Hepatitis D is also spread through contact with blood or bodily fluids. The big difference is that hepatitis D occurs only in people who’ve already been infected with the hepatitis B virus.7

Hepatitis E

The hepatitis E virus is uncommon in the United States. It’s mostly spread through eating raw or undercooked pork, venison, wild boar meat or shellfish. In less developed countries, it often spreads through drinking water contaminated with fecal matter.8

3. Vaccination and prevention are your best defenses

You can lower your risk of developing hepatitis a few different ways: 9

  • Get vaccines to protect yourself from both hepatitis A and B
  • Never share personal items like toothbrushes or razors with other people, along with medical needles and equipment that hasn’t been sterilized
  • Wash your hands frequently9
  • If you are sexually active, use condoms

The hepatitis A vaccine is given to children ages 12 months to 18 years and high-risk adults.10 High-risk adults are international travelers, men who have sex with men, intravenous drug users, people experiencing homelessness and those who are exposed to hepatitis risk on the job (such as hospital workers).11

The hepatitis B vaccine is suggested for everyone younger than 60 and for older adults who are at risk of catching a hepatitis virus.10 (Vaccination against hepatitis B also protects you against hepatitis D, if you’ve never had hepatitis B.)

Talk with your doctor about which vaccines are safe and recommended for you.

4. Chronic hepatitis B can be controlled but not cured

If you develop chronic hepatitis B, your doctor may prescribe an antiviral medication.12

“Most patients need lifelong therapy,” Dr. Lee says. “But once they start, these medications are very good at suppressing the virus.”

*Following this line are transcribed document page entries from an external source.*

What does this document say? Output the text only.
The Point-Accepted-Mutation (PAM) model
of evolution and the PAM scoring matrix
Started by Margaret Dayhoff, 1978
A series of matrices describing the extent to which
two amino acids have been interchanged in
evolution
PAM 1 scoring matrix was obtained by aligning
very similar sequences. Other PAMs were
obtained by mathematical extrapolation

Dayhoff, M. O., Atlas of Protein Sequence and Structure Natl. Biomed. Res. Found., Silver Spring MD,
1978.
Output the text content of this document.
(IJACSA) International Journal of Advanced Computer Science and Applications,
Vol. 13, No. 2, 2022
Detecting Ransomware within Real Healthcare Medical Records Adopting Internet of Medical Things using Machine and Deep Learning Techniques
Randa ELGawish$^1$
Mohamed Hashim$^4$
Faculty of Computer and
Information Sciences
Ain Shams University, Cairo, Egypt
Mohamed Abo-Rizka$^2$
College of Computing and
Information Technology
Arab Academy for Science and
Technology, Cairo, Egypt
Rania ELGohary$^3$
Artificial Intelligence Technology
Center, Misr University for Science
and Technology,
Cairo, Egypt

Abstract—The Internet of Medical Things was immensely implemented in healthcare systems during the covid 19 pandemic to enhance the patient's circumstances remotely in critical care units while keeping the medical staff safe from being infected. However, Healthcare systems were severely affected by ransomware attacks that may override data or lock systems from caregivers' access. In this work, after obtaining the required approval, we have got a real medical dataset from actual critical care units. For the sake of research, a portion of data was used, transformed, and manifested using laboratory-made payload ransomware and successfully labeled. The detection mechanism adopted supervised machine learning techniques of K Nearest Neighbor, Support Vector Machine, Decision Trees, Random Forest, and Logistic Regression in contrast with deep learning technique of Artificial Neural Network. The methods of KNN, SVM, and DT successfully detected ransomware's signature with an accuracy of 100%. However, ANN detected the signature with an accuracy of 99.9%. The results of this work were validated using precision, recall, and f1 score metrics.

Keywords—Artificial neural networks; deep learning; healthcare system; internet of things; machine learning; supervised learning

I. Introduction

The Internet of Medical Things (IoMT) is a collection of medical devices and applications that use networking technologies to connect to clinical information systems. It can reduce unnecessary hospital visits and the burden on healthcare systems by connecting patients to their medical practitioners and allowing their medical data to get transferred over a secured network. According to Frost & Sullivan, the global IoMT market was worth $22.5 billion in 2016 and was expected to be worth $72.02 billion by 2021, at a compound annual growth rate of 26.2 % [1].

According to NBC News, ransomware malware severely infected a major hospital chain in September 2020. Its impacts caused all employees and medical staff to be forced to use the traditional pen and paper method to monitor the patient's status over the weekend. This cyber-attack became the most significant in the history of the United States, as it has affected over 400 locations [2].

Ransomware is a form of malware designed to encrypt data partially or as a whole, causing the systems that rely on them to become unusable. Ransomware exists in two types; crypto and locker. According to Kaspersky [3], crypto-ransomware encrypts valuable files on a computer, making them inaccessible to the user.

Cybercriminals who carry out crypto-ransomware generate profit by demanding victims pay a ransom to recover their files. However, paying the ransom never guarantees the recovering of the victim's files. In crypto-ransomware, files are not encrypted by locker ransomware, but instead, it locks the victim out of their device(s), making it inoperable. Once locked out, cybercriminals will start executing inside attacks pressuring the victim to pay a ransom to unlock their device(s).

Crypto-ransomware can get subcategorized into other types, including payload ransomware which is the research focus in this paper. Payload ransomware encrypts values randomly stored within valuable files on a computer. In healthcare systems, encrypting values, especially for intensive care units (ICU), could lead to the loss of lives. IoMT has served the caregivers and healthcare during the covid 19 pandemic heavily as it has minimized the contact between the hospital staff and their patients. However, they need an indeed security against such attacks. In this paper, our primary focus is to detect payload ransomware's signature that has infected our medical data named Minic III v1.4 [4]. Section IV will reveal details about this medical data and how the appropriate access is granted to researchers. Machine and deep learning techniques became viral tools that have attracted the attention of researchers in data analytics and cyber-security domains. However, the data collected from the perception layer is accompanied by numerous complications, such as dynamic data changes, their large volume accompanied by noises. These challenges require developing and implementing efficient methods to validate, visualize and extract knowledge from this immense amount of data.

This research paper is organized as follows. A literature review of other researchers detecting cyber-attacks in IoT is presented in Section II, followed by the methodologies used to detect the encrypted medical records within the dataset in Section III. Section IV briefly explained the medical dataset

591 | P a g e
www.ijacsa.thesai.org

5. Hepatitis C can be completely cured

There is no vaccine available to protect against hepatitis C. But unlike hepatitis B, it can be cured. 13 “We don’t get to use the word ‘cure’ a lot in medicine, but we do with hepatitis C due to the advancements in direct-acting antiviral therapy,” says Rachel Melson, D.N.P., a nurse and advisory committee member for the National Viral Hepatitis Roundtable. 

If you contract the virus, your doctor will prescribe a combination of different antiviral medications. Unlike decades ago, today’s treatments last only 8 to 12 weeks.14 They also have very few side effects; some people experience none at all. “With treatment, people can totally get rid of the hepatitis C virus from the body,” Dr. Lee says. 

6. Viruses aren’t the only thing that causes hepatitis

Although viral hepatitis is by far the most common form, there are other ways you can develop the condition.15

  • Alcoholic hepatitis: This is caused by heavy alcohol use.
  • Toxic hepatitis: Exposure to certain chemicals, poisons, medicines and supplements can lead to this type of hepatitis.
  • Autoimmune hepatitis: When your immune system attacks your liver, autoimmune hepatitis can occur.

Knowing some key facts about hepatitis can help you protect yourself. And ask your doctor about getting vaccinated. As with many illnesses, it may be an easy way to get an extra level of defense.